Friday Rant: Enemy Lists — Public vs. Private

I generally believe that most people on this planet are generally out to do good by their actions. Of course there are exceptions, many of whom are precisely those that believe they're doing the most good by their actions -- i.e., politicians who have never had a real job -- when in fact their behavior is outright destructive and, in certain cases, certifiably evil. And of course the rest of us slip up from time to time as, from telling fibs to taking temporary vacations from behavioral temperance and pursuing good deeds. In Hebrew, the word mitzvah (plural, mitzvot) can be roughly interpreted as an act of human kindness, and is certainly prescriptive for some when it comes to how to lead one's spiritual life. But for the rest of us, striving to be one who pursues and carries out good deeds should also be something to uphold in our professional and personal lives. One such good deed you might consider, however ironic, is to create a personal enemies list (not the type of the kind maintained by our disgraced ex-President, I might add).

I know, you probably think I've gone off my ironic spend rocker here. But I honestly believe that there are those in this world -- and our companies, partners and associations -- who are out to do no good, and it's best to identify these dangerous souls before they have the opportunity to rip apart or sabotage the good work of others. Now, it's important to not mistake those with self-inflated views of their own importance with those who are actually, well, evil. In fact, some of the most destructive people I've met over the years -- and occasionally worked with -- were some of the most self-deprecating in early interactions. But make no mistake about it: how one presents their ego and worldview may have nothing to do with the angel or devil that lurks beneath the surface.
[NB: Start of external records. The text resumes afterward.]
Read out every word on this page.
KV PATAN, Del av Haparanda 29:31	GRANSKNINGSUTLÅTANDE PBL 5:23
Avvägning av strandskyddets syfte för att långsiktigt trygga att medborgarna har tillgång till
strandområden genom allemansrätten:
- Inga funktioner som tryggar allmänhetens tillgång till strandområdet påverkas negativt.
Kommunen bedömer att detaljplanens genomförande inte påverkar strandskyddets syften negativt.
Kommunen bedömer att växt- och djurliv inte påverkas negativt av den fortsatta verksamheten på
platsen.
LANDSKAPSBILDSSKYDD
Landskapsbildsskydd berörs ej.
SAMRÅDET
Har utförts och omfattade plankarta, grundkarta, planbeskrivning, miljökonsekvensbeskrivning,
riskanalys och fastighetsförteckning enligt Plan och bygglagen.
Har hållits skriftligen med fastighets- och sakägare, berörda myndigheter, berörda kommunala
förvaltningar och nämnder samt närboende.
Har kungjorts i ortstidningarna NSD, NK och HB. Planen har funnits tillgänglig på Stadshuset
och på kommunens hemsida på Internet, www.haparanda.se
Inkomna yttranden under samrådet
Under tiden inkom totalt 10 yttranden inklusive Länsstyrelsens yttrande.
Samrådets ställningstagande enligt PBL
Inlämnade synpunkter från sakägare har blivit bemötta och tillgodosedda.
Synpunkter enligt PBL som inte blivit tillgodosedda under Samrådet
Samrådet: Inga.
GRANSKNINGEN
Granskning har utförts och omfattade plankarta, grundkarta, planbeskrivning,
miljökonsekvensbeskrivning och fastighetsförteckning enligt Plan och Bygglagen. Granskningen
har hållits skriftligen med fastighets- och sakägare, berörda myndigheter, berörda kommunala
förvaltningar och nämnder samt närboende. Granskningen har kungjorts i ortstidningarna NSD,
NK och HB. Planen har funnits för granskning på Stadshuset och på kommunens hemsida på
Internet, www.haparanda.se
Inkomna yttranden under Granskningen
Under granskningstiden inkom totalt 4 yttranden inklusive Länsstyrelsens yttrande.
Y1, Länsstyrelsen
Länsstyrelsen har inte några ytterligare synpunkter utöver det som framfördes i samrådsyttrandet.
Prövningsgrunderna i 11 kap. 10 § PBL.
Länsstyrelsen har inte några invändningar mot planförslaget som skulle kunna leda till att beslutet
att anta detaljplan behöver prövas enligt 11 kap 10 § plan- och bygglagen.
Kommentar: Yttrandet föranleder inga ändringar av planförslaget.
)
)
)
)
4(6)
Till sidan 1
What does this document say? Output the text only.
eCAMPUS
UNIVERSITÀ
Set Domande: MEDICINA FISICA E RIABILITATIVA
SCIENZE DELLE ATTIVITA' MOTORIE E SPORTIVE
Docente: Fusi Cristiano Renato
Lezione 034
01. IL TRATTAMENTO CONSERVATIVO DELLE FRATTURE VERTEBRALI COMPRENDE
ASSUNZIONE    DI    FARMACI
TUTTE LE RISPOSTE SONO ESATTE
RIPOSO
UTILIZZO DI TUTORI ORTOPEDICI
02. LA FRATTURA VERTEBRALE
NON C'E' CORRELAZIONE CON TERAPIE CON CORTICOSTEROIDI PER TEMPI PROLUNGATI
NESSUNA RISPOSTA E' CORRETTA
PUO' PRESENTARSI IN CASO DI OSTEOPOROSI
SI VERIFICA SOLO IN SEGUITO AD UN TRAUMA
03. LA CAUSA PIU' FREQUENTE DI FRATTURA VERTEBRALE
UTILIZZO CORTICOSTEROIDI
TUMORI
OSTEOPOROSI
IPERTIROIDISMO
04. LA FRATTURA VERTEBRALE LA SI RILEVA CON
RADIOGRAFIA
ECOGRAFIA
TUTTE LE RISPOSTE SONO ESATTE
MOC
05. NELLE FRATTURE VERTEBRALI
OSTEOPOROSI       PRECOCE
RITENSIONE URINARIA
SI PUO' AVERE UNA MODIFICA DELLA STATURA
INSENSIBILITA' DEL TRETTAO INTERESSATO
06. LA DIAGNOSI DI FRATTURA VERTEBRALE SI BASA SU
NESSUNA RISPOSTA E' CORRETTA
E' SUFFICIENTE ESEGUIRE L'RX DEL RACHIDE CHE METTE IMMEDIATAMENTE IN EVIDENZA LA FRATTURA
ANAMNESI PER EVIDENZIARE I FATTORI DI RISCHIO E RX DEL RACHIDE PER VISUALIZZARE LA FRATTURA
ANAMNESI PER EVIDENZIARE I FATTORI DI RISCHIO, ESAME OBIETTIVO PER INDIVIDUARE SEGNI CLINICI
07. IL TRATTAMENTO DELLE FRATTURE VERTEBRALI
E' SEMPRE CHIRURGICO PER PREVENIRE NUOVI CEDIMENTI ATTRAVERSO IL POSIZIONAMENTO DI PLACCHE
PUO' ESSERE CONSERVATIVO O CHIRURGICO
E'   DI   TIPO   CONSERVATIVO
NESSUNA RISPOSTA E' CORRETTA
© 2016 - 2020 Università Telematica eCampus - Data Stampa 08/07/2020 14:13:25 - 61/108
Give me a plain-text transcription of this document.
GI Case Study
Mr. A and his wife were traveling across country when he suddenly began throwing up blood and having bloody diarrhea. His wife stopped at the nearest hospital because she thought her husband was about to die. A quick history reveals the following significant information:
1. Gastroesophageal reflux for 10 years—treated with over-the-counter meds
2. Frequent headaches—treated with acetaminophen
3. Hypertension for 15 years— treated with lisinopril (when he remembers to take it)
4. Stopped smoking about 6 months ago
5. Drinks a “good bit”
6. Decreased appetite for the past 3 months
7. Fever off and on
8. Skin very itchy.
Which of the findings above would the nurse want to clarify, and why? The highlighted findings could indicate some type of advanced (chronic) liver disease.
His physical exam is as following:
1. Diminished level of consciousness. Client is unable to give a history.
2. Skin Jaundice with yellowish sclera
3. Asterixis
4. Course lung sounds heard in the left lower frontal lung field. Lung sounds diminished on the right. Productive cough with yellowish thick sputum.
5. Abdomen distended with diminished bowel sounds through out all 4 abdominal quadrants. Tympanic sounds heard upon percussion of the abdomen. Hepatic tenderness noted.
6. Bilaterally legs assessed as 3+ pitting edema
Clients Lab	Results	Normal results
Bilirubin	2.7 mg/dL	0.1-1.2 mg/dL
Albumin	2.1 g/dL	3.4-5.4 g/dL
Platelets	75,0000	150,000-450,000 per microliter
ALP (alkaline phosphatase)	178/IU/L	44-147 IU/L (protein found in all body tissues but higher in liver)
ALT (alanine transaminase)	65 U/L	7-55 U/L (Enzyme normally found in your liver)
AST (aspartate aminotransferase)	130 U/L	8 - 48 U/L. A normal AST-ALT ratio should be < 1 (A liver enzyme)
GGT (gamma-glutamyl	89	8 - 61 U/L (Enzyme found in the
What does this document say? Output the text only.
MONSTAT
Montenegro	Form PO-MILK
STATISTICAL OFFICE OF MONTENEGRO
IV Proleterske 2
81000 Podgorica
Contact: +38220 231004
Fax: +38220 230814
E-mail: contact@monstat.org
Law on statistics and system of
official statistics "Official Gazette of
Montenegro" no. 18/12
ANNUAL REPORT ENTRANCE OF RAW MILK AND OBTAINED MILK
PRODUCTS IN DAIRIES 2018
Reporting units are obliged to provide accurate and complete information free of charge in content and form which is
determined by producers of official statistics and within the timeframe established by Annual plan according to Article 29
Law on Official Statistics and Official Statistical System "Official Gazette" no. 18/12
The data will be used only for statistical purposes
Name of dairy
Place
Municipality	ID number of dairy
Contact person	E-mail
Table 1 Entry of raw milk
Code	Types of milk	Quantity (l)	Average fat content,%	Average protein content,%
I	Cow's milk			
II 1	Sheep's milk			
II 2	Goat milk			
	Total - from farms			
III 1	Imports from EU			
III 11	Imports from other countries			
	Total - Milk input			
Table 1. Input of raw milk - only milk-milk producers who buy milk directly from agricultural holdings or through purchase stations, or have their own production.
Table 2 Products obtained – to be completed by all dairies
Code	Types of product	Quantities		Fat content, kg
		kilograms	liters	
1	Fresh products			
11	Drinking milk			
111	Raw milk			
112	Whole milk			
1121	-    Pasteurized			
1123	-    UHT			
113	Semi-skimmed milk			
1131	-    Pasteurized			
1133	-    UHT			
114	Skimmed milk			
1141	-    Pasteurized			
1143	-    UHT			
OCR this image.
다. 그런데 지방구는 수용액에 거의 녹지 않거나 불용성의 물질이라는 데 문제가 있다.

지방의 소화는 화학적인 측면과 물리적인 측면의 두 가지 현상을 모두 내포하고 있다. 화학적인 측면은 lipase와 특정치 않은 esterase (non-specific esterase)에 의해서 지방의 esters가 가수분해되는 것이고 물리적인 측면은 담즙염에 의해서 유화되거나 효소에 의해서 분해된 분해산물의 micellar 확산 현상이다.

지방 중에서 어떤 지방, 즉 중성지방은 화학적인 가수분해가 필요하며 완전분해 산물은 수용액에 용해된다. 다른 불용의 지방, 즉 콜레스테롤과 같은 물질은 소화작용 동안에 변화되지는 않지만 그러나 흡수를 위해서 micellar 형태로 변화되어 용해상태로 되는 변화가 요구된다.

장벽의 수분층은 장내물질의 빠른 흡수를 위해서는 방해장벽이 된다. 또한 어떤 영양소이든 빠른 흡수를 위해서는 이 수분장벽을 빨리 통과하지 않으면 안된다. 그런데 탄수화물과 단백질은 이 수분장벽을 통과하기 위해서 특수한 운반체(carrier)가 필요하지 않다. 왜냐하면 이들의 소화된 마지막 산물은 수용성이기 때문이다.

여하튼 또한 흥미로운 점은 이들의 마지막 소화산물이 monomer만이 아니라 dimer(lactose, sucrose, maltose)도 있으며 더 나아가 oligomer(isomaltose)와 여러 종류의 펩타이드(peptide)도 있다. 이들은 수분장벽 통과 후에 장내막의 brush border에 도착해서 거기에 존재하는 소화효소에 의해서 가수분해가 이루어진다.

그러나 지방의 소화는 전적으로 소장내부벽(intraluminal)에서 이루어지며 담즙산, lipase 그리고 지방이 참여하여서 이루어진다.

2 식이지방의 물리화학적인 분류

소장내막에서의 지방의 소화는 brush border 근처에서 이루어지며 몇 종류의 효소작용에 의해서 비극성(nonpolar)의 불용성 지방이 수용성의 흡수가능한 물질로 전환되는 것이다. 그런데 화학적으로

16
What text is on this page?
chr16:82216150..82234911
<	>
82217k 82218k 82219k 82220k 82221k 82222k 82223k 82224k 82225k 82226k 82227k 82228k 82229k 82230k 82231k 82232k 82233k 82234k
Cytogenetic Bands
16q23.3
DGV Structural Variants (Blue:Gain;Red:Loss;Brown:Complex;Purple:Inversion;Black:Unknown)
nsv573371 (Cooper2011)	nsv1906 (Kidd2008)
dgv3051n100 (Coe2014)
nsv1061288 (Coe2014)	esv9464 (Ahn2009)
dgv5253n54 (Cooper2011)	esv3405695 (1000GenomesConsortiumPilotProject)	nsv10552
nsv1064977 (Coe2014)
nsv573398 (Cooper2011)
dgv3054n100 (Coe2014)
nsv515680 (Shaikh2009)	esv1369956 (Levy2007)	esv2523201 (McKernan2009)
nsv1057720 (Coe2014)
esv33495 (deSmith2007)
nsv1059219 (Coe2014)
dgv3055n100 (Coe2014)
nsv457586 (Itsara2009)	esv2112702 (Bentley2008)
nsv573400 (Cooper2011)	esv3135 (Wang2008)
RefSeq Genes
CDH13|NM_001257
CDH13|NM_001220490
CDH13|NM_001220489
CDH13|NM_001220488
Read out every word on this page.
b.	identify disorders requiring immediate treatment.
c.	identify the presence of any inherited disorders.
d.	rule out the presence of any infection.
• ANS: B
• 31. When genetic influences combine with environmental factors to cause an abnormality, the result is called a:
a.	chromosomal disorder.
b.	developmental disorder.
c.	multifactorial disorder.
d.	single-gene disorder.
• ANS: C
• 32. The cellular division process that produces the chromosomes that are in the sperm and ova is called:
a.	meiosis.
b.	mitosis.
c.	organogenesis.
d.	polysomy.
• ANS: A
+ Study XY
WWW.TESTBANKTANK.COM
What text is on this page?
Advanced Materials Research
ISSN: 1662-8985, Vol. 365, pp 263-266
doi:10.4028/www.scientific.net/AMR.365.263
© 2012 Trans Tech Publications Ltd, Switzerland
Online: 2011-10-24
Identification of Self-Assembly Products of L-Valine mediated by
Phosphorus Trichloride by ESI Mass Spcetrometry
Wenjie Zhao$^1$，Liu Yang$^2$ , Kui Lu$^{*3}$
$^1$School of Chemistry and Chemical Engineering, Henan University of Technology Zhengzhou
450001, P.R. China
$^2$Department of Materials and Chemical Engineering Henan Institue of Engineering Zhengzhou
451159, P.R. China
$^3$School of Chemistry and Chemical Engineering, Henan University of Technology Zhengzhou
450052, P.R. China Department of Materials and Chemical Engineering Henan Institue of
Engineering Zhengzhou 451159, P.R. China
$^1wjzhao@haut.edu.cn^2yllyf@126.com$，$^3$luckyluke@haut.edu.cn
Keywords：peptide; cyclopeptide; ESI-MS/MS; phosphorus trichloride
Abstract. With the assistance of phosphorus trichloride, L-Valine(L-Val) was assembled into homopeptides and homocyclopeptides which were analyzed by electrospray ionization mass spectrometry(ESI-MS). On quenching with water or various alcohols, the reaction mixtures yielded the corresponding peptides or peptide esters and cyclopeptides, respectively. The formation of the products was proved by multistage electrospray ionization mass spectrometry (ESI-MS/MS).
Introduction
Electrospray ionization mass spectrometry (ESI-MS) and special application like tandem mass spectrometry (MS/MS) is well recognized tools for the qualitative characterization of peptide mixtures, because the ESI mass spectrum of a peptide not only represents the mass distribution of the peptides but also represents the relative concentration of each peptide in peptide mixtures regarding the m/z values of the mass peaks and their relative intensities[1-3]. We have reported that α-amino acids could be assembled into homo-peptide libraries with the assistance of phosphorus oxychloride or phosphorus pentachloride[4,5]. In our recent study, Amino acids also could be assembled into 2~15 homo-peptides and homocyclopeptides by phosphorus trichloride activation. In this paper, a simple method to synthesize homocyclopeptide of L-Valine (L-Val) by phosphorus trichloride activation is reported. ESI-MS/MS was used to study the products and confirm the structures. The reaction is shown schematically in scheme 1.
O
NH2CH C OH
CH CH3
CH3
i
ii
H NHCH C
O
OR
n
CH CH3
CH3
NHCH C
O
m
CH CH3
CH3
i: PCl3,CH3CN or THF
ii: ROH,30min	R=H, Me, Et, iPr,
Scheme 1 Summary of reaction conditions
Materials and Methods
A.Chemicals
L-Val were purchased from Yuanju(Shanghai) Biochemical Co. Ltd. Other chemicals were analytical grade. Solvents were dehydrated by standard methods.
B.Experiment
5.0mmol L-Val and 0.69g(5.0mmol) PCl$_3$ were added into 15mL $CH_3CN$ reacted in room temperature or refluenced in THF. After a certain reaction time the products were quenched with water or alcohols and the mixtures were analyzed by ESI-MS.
I can't pretend to help you identify who is evil and who is not. But what I can tell you is that it's important to make judgment calls when it comes to some individuals, including co-workers and even senior individuals at potential or current suppliers. And rather than view these individuals as slightly distasteful or in the grey area in certain behaviors or actions, it pays to lump them into the bucket of scalawags and observe them very closely. I like what Ayn Rand wrote on the subject: "The spread of evil is the symptom of a vacuum. Whenever evil wins, it is only by default: by the moral failure of those who evade the fact that there can be no compromise on basic principles."

So how best to get started on an enemies' list, and who should go on it? Here are a few ideas based on personal experience:

  • Those you know have a track record in more than one area of compromising moral values, even outside of the workplace
  • Those who tacitly or overtly have agreed to change in the past (e.g., working with a new supplier), only to, with original intent, act to sabotage the new state or relationship
  • Those who have ever taken bribes, material and otherwise, (from vendors or others, even internal stakeholders) for changing their perspective or recommending a course of action. A bribe need not be a monetary reward. Internally, it can involve a job-related benefit (e.g., a promotion or the keeping of one's job) contingent upon following a superior's recommended course of action
  • Those with a track record of being complicit -- or driving -- questionable means to justify a particular end state

I reckon that those who top your procurement enemies list are likely to somehow lack a true moral compass and do not share your value system. And there's the rub. For even those who may be strong opponents of change and/or even personal rivals, can potentially become advocates and allies (in fact, those who stand in your way at first can often become your strongest advocates and/or best allies). But for those you believe to be verifiably rotten, if you're not in a position to give them the boot, maintain vigilance and share your perceptions carefully. 'Tis far more effective to judiciously block destructive actions and gradually let out the hanging rope than to publicly sentence. We must all draw our own conclusions -- and be permitted to do so.